Hi Sneha, I'm not really from mumbai. Just been there once for a photography exhibition.. Most of my animal shots are at the Kolkata Alipore zoo.. I would say the Sanjay gandhi national park would be a good place for you to find some animals, I wanted to visit there but couldn't due to the lack of time. Powai lake would also be a great place if you are into bird photography


----------



## snehasmile (Jul 8, 2014)

Raj_55555 said:


> snehasmile said:
> 
> 
> > Hey Raj... I am from Mumbai too ... where do you go to click these animals ??
> ...



ohh Kolkatta..cool .... yes, Sanjay Gandhi national park would be good... we are planning to go there with our photography class so i hope i could shoot some good pictures... 
I work in Powai but its difficult to find any birds around except for the crows ... .. 

nice to meet you...


----------



## Raj_55555 (Jul 8, 2014)

snehasmile said:


> ohh Kolkatta..cool .... yes, Sanjay Gandhi national park would be good... we are planning to go there with our photography class so i hope i could shoot some good pictures...
> I work in Powai but its difficult to find any birds around except for the crows ... ..
> 
> nice to meet you...


Lol.. I've never understood why non-bengalis call it Kolkatta, and the bengalis call it kolkata.  I've heard of Peregrine falcon sightings near powai lake, may be you should try asking the local birders.
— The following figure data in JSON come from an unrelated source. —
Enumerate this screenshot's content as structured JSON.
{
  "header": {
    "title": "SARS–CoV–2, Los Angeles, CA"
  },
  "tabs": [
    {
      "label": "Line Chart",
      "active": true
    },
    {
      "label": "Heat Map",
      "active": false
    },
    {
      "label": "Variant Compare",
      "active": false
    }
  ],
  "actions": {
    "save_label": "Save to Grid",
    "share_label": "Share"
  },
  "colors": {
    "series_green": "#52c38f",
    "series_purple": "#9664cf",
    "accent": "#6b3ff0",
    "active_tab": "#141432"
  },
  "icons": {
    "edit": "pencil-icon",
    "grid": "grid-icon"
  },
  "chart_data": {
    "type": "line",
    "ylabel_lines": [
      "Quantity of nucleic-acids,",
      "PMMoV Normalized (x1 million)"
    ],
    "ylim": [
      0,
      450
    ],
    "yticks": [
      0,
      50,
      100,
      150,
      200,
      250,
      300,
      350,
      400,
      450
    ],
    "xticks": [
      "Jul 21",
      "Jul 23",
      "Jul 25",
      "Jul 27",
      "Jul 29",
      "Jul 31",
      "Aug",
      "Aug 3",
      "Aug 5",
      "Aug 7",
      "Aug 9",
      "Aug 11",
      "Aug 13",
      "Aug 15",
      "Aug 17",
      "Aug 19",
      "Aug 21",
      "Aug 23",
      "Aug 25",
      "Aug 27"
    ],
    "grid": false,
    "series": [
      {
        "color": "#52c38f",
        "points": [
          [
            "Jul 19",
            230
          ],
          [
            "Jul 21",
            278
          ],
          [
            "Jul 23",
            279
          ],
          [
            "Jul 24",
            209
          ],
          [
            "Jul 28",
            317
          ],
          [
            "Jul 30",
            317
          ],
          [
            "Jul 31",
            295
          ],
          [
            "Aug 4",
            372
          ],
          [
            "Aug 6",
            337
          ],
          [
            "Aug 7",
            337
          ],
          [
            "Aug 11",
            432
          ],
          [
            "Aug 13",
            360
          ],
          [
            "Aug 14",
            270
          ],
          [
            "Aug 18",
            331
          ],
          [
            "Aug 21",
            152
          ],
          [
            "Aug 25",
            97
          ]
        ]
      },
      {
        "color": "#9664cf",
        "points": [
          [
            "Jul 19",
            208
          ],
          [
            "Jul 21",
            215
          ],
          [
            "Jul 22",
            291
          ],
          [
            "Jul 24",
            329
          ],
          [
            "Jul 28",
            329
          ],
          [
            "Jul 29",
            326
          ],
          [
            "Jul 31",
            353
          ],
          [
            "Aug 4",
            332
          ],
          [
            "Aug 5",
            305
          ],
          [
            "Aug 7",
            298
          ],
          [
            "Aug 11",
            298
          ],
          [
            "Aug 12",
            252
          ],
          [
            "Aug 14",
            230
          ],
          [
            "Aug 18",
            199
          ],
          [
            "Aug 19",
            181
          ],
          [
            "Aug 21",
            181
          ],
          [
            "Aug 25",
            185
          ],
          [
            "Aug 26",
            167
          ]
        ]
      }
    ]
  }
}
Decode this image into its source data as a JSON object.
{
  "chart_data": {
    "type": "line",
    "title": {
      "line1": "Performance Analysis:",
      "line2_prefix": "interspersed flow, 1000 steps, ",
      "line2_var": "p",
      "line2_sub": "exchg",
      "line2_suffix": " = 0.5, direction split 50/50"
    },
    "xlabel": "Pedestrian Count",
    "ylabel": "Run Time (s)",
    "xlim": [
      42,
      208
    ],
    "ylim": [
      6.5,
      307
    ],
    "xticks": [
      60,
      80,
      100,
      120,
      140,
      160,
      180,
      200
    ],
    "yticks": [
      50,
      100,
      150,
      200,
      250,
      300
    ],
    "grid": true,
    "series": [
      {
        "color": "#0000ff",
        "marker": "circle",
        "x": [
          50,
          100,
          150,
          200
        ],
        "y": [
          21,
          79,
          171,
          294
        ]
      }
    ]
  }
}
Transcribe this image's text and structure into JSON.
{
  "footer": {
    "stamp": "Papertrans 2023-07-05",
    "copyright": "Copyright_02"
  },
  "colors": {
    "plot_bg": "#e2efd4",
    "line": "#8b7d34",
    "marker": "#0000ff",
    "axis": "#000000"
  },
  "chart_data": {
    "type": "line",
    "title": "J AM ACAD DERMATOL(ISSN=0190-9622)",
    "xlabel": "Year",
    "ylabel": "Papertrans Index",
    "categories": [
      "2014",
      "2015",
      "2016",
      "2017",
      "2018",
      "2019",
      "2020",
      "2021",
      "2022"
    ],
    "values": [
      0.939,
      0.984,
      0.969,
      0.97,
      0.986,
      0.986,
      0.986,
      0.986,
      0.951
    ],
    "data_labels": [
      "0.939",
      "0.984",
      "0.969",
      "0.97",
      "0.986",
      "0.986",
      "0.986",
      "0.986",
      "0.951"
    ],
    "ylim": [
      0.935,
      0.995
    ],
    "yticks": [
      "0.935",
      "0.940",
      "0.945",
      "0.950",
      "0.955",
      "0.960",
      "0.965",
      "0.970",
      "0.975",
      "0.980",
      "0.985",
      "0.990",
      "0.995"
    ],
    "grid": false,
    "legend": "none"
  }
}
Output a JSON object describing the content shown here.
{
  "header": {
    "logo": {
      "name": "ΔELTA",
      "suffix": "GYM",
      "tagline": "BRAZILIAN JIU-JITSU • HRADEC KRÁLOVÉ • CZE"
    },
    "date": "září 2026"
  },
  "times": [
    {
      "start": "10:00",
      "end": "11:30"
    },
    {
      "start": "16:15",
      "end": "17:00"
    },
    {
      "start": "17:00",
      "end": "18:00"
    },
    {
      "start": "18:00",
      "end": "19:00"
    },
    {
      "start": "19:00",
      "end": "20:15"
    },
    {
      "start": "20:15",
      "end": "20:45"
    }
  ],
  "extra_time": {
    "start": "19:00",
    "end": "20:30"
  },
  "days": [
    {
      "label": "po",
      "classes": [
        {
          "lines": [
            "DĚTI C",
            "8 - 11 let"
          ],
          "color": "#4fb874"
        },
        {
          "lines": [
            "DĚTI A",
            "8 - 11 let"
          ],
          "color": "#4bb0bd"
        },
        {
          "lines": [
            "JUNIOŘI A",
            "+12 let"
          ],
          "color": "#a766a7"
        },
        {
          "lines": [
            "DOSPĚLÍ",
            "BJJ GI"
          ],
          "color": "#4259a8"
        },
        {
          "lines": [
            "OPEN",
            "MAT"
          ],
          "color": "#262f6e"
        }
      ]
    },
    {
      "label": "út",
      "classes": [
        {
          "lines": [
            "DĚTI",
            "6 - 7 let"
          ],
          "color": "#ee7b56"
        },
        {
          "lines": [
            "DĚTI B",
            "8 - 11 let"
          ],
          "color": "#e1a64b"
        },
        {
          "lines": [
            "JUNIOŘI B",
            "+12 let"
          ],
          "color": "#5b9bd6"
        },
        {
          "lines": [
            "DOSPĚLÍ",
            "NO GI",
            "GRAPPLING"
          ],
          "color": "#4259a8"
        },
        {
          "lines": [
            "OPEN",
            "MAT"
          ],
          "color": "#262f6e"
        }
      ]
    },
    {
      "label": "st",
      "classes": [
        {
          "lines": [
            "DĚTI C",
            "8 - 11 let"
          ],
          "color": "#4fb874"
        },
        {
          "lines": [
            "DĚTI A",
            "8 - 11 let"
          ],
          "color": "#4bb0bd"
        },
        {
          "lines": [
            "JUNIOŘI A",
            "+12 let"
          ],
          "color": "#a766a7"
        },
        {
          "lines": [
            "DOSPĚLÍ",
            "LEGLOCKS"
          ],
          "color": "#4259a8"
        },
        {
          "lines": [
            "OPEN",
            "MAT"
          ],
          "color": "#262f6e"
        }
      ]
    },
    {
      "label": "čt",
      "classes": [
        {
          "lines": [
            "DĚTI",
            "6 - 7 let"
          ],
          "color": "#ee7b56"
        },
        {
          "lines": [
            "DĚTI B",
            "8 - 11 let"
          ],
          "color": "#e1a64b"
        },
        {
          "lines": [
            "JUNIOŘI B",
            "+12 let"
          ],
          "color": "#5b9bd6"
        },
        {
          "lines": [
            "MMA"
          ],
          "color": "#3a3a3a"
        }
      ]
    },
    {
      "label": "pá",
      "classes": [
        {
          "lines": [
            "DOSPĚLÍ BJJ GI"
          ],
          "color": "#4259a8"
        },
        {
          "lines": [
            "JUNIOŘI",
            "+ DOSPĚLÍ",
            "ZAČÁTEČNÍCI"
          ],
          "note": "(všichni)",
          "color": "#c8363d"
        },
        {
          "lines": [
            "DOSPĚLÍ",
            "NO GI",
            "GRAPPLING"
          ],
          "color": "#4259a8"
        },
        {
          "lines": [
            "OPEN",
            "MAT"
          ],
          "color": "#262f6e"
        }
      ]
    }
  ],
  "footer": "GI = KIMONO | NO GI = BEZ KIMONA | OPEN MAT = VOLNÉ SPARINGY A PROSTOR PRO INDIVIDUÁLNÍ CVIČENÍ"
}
The pleasure was all mine Sneha!


----------



## danielklaer (Jul 11, 2014)

Hi Raj, Just saw this. The parrot is a moustached parakeet _Psittaculu alexandri. _It gets my vote too


----------



## Raj_55555 (Jul 12, 2014)

danielklaer said:


> Hi Raj, Just saw this. The parrot is a moustached parakeet _Psittaculu alexandri. _It gets my vote too



Well, there's our in-house parrot expert. I was wondering if you'd read this  Thanks Daniel.


----------



## BillM (Jul 14, 2014)

That's the best Phant shot i've seen in a long time Raj :mrgreen:

And I think that kitty in #1 was in MIB2 if i'm not mistaken


----------